Evolution of hyperopia
A hyperopic eye is anatomically small and cannot shrink further; therefore, hyperopia cannot worsen. The eye may remain the same size (stable hyperopia) or grow, which reduces hyperopia and improves vision. In some cases, especially during childhood or adolescence, the eye may grow excessively, converting hyperopia into myopia.
If your ophthalmologist increases your hyperopic prescription, it is not because your hyperopia has worsened, but because your accommodative capacity has decreased.
Mild hyperopes will need glasses around age 40, and the strength of the correction will need to be increased over time as accommodation declines.
Hyperopia can coexist with other vision disorders, such as astigmatism or presbyopia, but it cannot coexist with myopia, as the eye cannot be both too small and too large at the same time.
Causes and risk factors
To focus images on the retina, two factors must be perfectly matched: the refractive power provided by the cornea and lens, and the distance light travels through the eye to the retina.
Hyperopia thus has two possible anatomical causes:
- An eye that is too short (insufficient axial length)
- Insufficient refractive power (cornea and/or lens too flat)
Young children are naturally hyperopic due to the small size of the eye at birth. As the eye grows during early childhood, hyperopia usually resolves. When it persists, often due to hereditary factors, it does not worsen, but presbyopia may make it more noticeable later in life.
How is hyperopia treated?
Hyperopia can be corrected in three ways: glasses, contact lenses, or refractive surgery. The choice depends on clinical examination and patient preference.
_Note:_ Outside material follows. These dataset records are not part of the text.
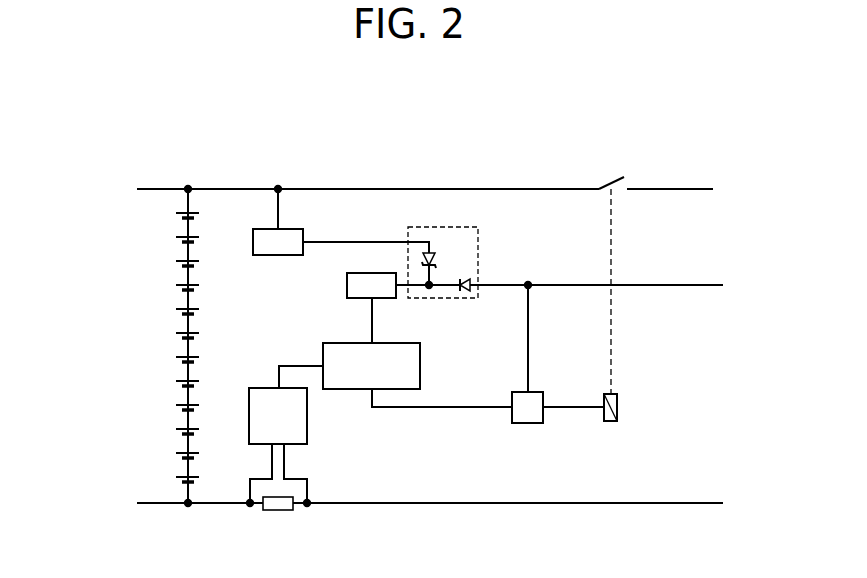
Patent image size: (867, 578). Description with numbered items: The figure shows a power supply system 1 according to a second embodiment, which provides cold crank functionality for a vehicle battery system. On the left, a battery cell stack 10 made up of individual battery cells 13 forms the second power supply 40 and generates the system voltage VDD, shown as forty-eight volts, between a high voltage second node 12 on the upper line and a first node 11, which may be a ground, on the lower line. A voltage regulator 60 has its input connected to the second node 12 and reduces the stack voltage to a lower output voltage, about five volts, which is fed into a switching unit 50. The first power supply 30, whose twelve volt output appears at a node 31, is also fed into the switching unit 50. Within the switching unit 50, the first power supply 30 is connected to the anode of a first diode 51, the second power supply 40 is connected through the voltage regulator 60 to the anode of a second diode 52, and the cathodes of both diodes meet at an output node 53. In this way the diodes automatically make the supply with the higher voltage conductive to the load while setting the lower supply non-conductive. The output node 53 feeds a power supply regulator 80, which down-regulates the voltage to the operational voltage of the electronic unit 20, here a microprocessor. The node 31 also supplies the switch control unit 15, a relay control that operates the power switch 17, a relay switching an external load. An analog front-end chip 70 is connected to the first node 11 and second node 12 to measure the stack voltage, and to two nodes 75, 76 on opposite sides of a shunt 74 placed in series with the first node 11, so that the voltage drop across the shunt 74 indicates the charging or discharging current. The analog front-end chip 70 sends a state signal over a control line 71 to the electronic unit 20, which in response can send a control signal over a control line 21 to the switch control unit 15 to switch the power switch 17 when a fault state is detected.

The power supply system 1 is at (486, 149).
The battery cell stack 10 is at (148, 346).
The second power supply 40 is at (137, 189).
The first node 11 is at (188, 508).
The second node 12 is at (188, 187).
The battery cell 13 is at (196, 237).
The switch control unit 15 is at (533, 392).
The power switch 17 is at (611, 177).
The electronic unit 20 is at (345, 343).
The control line 21 is at (442, 413).
The first power supply 30 is at (723, 286).
The node 31 is at (528, 283).
The switching unit 50 is at (444, 228).
The first diode 51 is at (465, 299).
The second diode 52 is at (437, 260).
The output node 53 is at (429, 299).
The voltage regulator 60 is at (304, 229).
The analog front-end chip 70 is at (308, 428).
The control line 71 is at (301, 362).
The shunt 74 is at (280, 512).
The node 75 is at (308, 508).
The node 76 is at (250, 508).
The power supply regulator 80 is at (347, 285).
Correction with glasses and contact lenses
Hyperopia is corrected using convex (plus) lenses, which are thicker at the center. Depending on the patient, correction may be needed all the time or only for reading or screen work. Glasses may be considered unaesthetic by some because they magnify the eyes, in which case contact lenses are an alternative. Both are covered by national health insurance, unlike refractive surgery, which is considered elective.
Refractive surgery for hyperopia
Laser refractive surgery is a common option for hyperopic patients. Techniques include LASIK, SMILE, and PRK, all of which reshape the cornea to increase the eye’s refractive power, allowing images to focus on the retina.
These procedures are painless, performed under local anesthesia in an outpatient setting, and usually restore clear vision within a few days. The choice of technique depends on corneal thickness and the patient’s lifestyle. LASIK, for example, requires sufficient corneal thickness and is less suitable for those at risk of eye trauma due to the creation of a corneal flap.
Correction with phakic lens implants
For high hyperopia, where laser surgery would require excessive corneal tissue removal, intraocular lens implants may be considered. Phakic lens implants (placed between the iris and the lens) are additive and reversible, suitable for hyperopia up to 10 diopters. For older patients or those with cataracts, lens replacement surgery (removal of the natural lens and implantation of an artificial one) is preferred, as it also addresses lens opacification.
Frequently asked questions
Can hyperopia coexist with presbyopia or other vision disorders?
Yes, hyperopia can coexist with presbyopia and astigmatism, but not with myopia.
Can hyperopia be corrected with implants?
Yes, especially for high hyperopia or when laser surgery is not suitable. Options include phakic lens implants or lens replacement, depending on age and ocular health.
Does wearing glasses influence the progression of hyperopia?
No, wearing glasses does not affect the anatomical development of the eye, especially in adults. The goal is to provide comfort and prevent complications such as amblyopia in children.